BISOGNA CAPIRSI

Se non ci si capisce, se non si usano termini omogenei, il confronto diventa impossibile e si trasforma in pretesto per litigare.

Mario Calabresi interviene oggi con tutto il suo peso, in prima pagina del quotidiano che dirige e, tanto per mantenere alto il tono che ‘Repubblica’ tiene da tempo sul tema, parla di ‘mistificazioni’, in punto di discussione sulla questione dello ius soli. Insomma, le acque sono intorbidite da un fraintendimento – voluto o meno, non lo si comprende esplicitamente; sotto traccia, è voluto alla grande. Non è vero, sostiene il direttore, che la legge che sta vivendo una vita al momento alquanto tormentata trasformi in cittadino italiano chiunque sbarchi sul nostro territorio; ed è men che meno vero che siano alle viste sbarchi di donne incinte tese a far nascere il proprio figlio in Italia, facendolo così automaticamente diventare cittadino, dal momento che, in realtà, secondo questo disegno di legge si diventa cittadini solo nascendo in Italia da genitori che da 5 anni regolarmente ivi risiedono, ovvero giungendo in Italia entro il dodicesimo anno ma avendo completato un intero ciclo di studi.

Ora, nel nobile intento di parlare la stessa lingua, di avere un linguaggio comune e di utilizzare termini condivisi, presupposti indispensabili per un corretto scambio di vedute e di un concreto e consapevole formarsi una qualsiasi opinione, dato che lo ius soli è un principio secondo il quale si acquisisce la cittadinanza di un certo Paese per il solo fatto giuridico di esservi venuti alla luce, indipendentemente dalla nazionalità dei genitori, ciò di cui sta parlando Calabresi, semplicemente NON è ius soli, ma è qualcosa d’altro.

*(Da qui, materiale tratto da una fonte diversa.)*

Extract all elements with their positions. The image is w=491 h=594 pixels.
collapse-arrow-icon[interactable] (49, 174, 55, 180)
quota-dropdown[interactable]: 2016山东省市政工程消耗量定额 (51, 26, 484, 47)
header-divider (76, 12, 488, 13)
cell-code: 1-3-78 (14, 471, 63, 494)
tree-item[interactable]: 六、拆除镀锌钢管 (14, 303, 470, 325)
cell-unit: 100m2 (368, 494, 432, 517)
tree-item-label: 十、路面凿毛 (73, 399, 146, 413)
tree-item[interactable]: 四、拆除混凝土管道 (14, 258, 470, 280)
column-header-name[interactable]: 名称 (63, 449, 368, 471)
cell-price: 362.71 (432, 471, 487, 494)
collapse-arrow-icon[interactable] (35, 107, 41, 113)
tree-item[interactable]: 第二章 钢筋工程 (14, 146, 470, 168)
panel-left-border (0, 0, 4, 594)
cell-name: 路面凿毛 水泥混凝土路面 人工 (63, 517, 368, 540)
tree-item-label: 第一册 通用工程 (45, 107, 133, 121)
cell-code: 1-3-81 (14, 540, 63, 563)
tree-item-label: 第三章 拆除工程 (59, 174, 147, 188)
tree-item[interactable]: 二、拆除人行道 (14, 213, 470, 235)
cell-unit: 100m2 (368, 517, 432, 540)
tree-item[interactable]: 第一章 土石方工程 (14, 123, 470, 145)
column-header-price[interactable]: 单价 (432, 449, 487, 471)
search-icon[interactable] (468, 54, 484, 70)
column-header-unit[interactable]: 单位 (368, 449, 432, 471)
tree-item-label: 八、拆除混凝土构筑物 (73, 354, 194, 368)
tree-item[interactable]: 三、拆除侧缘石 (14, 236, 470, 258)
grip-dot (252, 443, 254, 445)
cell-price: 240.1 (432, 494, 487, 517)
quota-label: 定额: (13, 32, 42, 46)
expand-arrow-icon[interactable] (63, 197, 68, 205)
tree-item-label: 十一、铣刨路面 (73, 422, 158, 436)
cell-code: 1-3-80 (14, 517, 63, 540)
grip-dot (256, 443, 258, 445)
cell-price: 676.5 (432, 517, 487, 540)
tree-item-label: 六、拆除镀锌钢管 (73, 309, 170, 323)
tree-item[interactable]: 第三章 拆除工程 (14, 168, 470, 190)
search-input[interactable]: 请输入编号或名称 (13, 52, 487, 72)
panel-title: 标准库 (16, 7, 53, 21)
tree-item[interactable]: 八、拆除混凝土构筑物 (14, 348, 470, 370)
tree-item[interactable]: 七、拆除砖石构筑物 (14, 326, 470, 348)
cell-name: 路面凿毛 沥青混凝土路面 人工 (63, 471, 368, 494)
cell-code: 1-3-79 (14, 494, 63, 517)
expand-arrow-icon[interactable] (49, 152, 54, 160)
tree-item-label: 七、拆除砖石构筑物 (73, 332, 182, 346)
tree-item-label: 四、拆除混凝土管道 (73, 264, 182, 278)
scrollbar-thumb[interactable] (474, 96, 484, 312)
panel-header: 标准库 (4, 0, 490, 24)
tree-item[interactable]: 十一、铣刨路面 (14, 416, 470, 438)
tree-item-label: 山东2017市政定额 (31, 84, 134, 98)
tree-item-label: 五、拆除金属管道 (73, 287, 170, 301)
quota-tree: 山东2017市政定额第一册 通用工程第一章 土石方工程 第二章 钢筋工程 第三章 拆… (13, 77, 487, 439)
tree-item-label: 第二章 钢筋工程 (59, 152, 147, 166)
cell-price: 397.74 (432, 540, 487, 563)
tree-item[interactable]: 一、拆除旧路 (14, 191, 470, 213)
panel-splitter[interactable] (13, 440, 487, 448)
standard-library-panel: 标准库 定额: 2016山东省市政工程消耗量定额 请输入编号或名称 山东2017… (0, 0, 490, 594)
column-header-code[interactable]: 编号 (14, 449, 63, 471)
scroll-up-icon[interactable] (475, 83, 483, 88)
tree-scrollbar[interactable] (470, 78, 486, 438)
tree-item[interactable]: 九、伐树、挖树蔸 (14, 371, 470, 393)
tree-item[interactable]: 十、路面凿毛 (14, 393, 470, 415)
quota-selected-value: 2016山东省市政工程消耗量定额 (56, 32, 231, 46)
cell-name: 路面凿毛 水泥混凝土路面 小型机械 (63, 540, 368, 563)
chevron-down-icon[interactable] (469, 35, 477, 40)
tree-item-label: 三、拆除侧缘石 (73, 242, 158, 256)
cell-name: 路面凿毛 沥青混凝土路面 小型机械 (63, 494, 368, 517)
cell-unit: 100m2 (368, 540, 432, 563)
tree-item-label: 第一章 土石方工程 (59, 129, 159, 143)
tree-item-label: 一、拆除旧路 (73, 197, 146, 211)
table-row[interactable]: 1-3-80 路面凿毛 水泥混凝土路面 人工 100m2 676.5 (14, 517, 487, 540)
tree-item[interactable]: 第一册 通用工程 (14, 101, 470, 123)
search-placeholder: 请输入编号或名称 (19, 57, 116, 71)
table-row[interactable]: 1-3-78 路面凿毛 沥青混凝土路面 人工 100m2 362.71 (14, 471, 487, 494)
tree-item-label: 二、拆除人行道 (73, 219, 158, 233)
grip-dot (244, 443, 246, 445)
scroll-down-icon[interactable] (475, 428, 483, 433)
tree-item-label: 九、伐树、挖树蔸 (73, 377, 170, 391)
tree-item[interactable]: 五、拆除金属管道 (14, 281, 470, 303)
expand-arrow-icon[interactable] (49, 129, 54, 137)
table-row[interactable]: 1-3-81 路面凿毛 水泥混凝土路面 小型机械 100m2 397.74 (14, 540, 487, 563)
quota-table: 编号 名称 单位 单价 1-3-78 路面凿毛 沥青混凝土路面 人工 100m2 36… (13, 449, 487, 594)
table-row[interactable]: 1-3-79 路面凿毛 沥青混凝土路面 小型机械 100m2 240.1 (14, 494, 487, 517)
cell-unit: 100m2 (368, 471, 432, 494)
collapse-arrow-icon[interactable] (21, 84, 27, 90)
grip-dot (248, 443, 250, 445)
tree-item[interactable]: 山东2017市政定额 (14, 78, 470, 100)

Il che, non solo gli meriterebbe – oltre a lui, anche a numerosi rappresentanti del Pd – che si rimandasse al mittente la sistematica e strumentale offesa di equiparare a Salvini chiunque sia critico nei confronti della cittadinanza ad minchiam, come l’avrebbe definita il mitico professor Scoglio ma (cosa molto più importante di cosa pensi (malissimo) il direttore di ‘Repubblica’), costringe a ricordare agli smemorati e agli ignoranti che nel Paese simbolo per antonomasia dello ius soli, gli USA, è vigente da sempre una rigidissima legislazione in merito all’immigrazione, ciò che rende improponibile lo sbarco di un numero indefinito di prossime puerpere. Complice anche il fatto che negli USA non si arriva col barcone.

Molti anni or sono, l’Irlanda adottò lo ius soli: quello vero, non il fraintendimento di Calabresi. Alla cinquantamillesima donna incinta – povere disgraziate in fuga dalla fame e dalla guerra, ma anche semplici opportuniste: le cose vanno dette, una buona volta, anche se sono sgradevoli e se Salvini dice che il sole nasce a est, non possiamo metterci a dire che nasce a ovest, solo perché non ci garba concordare con lui – che si presentava per far valere al proprio pargolo quella splendida legge, i governanti locali pensarono di avere sbagliato qualcosa e l’abrogarono seduta stante. Al momento, ritennero, si trattava di qualcosa di economicamente e socialmente insostenibile, pur con tutta la buona volontà che si trova in un Paese profondamente cattolico. Perché, come diceva Platone, c’è quello che vorremmo che ci fosse e poi c’è quello che c’è: e questo andrebbe ricordato a coloro i quali (il Pd ne è ricchissimo) si permettono di dare, un giorno sì e un giorno anche, lezioni di pragmatismo e di realismo, in punto di alleanze indecenti con personaggi che in un Paese civile sarebbero impresentabili – se non in carcere.